Rus istihbarat tarihi yazarı Aleksandr Kolpakidi'nin "Büyük Yurt Savaşı'nda GRU" isimli kitabındaki arşiv belgelere göre, 1923 yılında Bulgaristan'daki Sovyet ajanları sayesinde Ermeni Taşnak milliyetçilerinin Atatürk'e yönelik suikast planı önlenmişti. Kitaba göre, GRU'nun (askeri istihbarat) Bulgaristan'daki en önemli ajanlarından biri Ermeni asıllı Sarkiz Kaprielov idi. Aşırı milliyetçi Taşnak Partisi, Türkiye'nin doğu topraklarında özerk bir Ermeni oluşturulmasını arzuluyor ve bu konuda Mustafa Kemal'i en büyük engel olarak görüyordu. Atatürk'e suikast planının öğrenilmesi üzerine GRU'nun Bulgaristan merkezine haber verildi, daha sonra da durum Moskova'ya aktarıldı. Moskova da Türkiye yönetimine uyarıda bulundu.

Bu konudaki ilginç bir iddia da Rusya'nın Türkologlarından Stanislav Tarasov'a ait. Bir Ermeni sitesine konuşan Tarasov'a göre, Türk istihbaratı ve Türkiye'nin yabancı istihbarat örgütleriyle mücadele biriminin kurulmasında Sovyet Çeka görevlileri önemli rol oynadı. Tarasov'un iddiasına göre, ölümünden iki yıl öncesine kadar Atatürk'ün bir Sovyet muhafız birimi de vardı. 
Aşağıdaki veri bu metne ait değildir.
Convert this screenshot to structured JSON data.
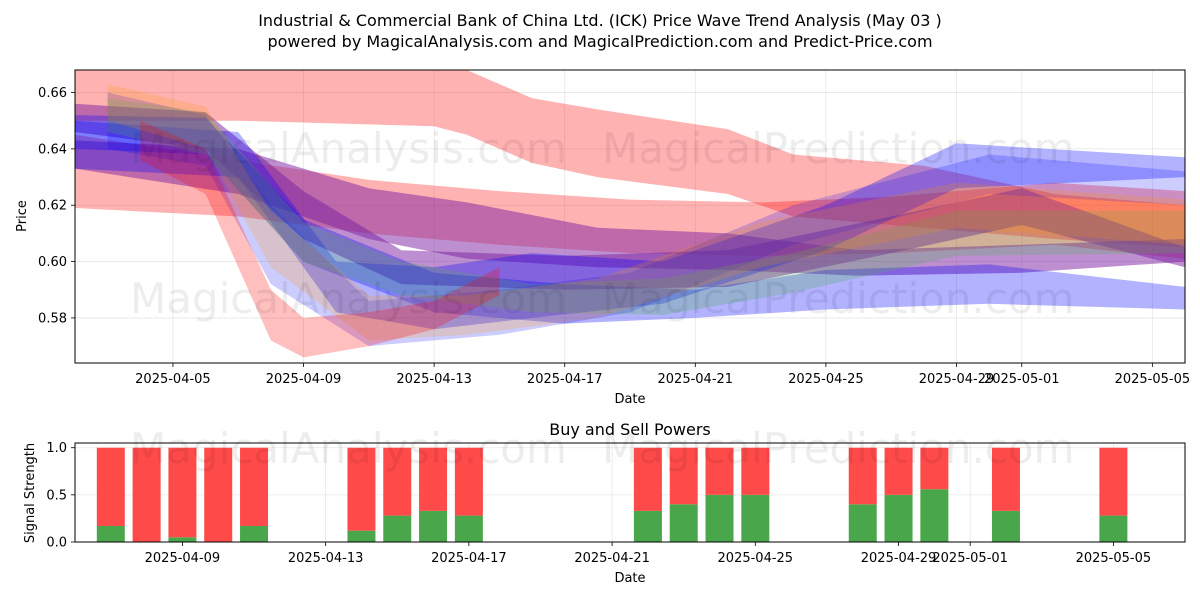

Medya Günlüğü'ne konuşan Moskova Devlet Üniversitesi Asya ve Afrika Enstitüsü misafir öğretim görevlisi Dr. Mehmet Perinçek ise durumu şöyle özetledi: 

"Şu gerçeği unutmamak lazım: 1922 yılında Ankara'ya atanan ilk Sovyet Elçisi Semyon Aralov istihbarat kökenli bir diplomat idi. Aralov, Kızıl Ordu’ya bağlı istihbarat teşkilatı GRU kurucularındandı. Kurtuluş Savaşı sırasında Sovyetler'in Türkiye'ye verdiği destek ve yardımlarının koordinasyonunu başarıyla sağlamış ve o dönem Ankara-Moskova hattında önemli rol oynamıştı."